Inception, 2010, Warner Bros.

Is Any Diversity Good Enough? — Google vs. Pynchon

Fixing Vulnerabilities in the Tripartite Separation of Powers (Appendix)

The figure above depicts the relationship between the size of the cycle created by strategies (for example, in the case of rock-paper-scissors, the size is counted as “3”) (horizontal axis) and the (average) skill of groups of players (vertical axis) in games with cyclic strategy advantages and disadvantages, such as “goo-choke-par” in rock-paper-scissors. (Source: “Real World Games Look Like Spinning Tops”).

The higher you go along the vertical axis, the higher the skill of the player in the game; the top (Nash of the game) is when the players are “able to calculate optimal strategies like gods”; the bottom is when the players are “so unskilled that they can only take meaningless actions like losing on purpose”; and the middle represents “ a population of players whose skill average gradually increases.”

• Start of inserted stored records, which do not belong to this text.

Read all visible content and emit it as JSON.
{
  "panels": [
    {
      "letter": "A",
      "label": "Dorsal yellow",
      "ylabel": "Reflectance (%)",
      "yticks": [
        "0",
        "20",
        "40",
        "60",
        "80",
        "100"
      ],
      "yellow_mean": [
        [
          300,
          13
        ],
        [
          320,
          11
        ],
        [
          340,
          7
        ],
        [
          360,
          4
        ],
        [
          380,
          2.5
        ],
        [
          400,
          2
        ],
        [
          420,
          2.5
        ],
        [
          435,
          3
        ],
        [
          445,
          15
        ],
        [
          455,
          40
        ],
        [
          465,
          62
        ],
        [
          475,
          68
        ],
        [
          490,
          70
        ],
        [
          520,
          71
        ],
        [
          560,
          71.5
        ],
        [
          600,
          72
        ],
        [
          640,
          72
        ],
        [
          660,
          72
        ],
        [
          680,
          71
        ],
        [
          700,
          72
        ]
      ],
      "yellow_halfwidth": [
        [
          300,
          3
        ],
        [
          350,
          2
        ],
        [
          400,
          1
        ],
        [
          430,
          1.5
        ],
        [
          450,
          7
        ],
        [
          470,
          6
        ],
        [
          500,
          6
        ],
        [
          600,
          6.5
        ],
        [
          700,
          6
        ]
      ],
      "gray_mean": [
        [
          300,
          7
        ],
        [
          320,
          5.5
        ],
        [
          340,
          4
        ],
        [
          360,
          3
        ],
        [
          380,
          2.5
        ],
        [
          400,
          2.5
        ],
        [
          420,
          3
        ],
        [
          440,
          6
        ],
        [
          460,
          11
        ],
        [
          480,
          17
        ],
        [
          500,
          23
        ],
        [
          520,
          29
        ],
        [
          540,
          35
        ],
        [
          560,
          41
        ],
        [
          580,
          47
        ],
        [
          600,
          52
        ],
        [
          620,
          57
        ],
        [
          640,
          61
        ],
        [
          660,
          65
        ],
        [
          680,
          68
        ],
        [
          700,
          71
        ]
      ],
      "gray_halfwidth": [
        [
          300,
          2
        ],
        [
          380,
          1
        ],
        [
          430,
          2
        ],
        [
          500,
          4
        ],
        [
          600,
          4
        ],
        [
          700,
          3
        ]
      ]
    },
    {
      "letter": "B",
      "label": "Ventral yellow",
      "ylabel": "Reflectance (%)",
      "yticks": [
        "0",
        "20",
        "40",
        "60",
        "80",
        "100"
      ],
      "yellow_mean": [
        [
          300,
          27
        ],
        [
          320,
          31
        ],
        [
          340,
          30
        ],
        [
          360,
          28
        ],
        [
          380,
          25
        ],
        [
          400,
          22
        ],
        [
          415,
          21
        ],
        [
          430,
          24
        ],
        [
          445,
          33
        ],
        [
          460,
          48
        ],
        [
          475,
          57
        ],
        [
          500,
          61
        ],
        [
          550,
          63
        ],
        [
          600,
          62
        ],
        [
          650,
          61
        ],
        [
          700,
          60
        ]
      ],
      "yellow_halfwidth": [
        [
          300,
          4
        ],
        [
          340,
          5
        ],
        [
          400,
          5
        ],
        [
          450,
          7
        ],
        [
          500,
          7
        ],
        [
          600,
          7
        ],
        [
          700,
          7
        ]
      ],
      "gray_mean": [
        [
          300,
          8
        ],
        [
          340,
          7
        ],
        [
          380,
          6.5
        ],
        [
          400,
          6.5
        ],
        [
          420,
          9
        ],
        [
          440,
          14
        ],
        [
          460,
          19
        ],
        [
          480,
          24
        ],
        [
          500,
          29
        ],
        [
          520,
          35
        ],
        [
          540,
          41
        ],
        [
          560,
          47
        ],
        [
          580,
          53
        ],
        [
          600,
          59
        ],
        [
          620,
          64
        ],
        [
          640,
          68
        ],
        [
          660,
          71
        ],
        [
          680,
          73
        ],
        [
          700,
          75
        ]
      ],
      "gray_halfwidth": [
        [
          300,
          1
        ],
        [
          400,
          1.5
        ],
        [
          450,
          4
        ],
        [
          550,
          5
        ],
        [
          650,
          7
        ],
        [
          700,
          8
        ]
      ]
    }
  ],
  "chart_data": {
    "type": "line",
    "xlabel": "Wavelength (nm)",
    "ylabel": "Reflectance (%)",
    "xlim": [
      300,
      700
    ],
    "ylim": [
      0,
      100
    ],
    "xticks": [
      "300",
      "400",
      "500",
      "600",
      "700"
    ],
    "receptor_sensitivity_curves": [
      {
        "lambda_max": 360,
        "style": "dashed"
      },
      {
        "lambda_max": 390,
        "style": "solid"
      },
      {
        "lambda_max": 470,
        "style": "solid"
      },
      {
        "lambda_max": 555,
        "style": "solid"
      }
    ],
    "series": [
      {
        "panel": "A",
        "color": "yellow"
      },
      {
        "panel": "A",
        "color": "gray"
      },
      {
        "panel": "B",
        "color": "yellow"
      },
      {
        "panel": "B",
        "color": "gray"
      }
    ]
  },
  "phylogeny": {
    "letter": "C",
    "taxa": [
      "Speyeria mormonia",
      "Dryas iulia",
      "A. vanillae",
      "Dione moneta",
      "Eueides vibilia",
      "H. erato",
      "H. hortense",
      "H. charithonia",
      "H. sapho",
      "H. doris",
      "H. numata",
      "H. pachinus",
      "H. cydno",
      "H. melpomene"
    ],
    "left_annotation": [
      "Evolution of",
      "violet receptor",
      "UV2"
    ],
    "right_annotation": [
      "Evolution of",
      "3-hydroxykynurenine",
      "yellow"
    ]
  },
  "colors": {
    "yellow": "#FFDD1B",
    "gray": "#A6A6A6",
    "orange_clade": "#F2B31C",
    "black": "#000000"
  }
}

Meanwhile, the spread on the horizontal axis expresses the size of the strategy cycle existing in the population of that skill level, as described earlier.

First, if no one has any skill (as everyone loses quickly), no strategy cycle is possible (bottom, “Agents trying to lose”).

As we move up along the vertical axis, we come to a stage (“Extremely non-transitive”) where everyone starts to have some skill, the diversity of strategies increases, and large cycles between strategies form. Then, in a “ well-established game” such as Go, for example, there comes a phase where only short cycles between small numbers of sophisticated strategies are maintained (“Non-transitivity gradually disappears”).

In the context of this paper, the emergence of small groups of strategies with high skill levels beyond the broad set of strategies is more desirable (higher quality game) than the formation of huge cycles with diverse strategies. The reasons for this are discussed as follows. In many “interesting” games, in the early stages, when player skill is generally low, there are many different “surprise strategies” emerging. Eventually, however, the players accumulate a set of formulas for dealing with such tricky strategies, and the strategies are eliminated. After that, advanced tactics emerge among the remaining strategies. The first stage may seem diverse, but in reality, it is essentially meaningless since experts can counter-strategies with established strategies at once. From this point of view, it is not desirable to have “ just a diversity.

Essentially, the paper is based on the elitist view that games where “everyone is just doing crazy things in different ways” are “uninteresting” or “lacking in-depth,” a view Thomas Pynchon might criticize. If we dare to caricaturally refer to DeepMind, the paper’s author, as “Google,” the Google vs. Pynchon-like composition is hidden in evaluating this figure.

Google (DeepMind) vs. Thomas Pynchon

In contrast, if we think of the relationship between control and controlled (between layers) as win-lose (in-game strategy), our article takes the existence of cycles between strategies as a positive sign of separation, where power is not concentrated in one layer.

“ Diversity is important” is often pointed out. However, what type of diversity is desirable in a society becomes a delicate issue when the concept of ability differences such as “skill level” is included.

Our article discussed not an “optimal solution in an idealized laboratory situation,” but rather a very elementary consideration for designing mechanisms aiming to “maintain a certain level of diversity and range of cycle sizes” in noisy environments.

For example, a population with huge dependency and diversity, such as a rainforest, can possibly be interpreted as “extremely wide in width” in the above diagram, while a small number of carefully selected institutions restraining each other can be understood as “narrow in width,” and our discussion of layer cycles mainly deals with the latter.

However, unlike board games such as Go, the layer cycle targets the operation of “open rules (where the set of rules is not clearly defined, and many accidental factors are involved in the progress of the game)” through “ a layer where anything can enter,” such as “the world. The question is whether the number of layers will be refined or reduced in that case. Further discussion is still needed on this issue.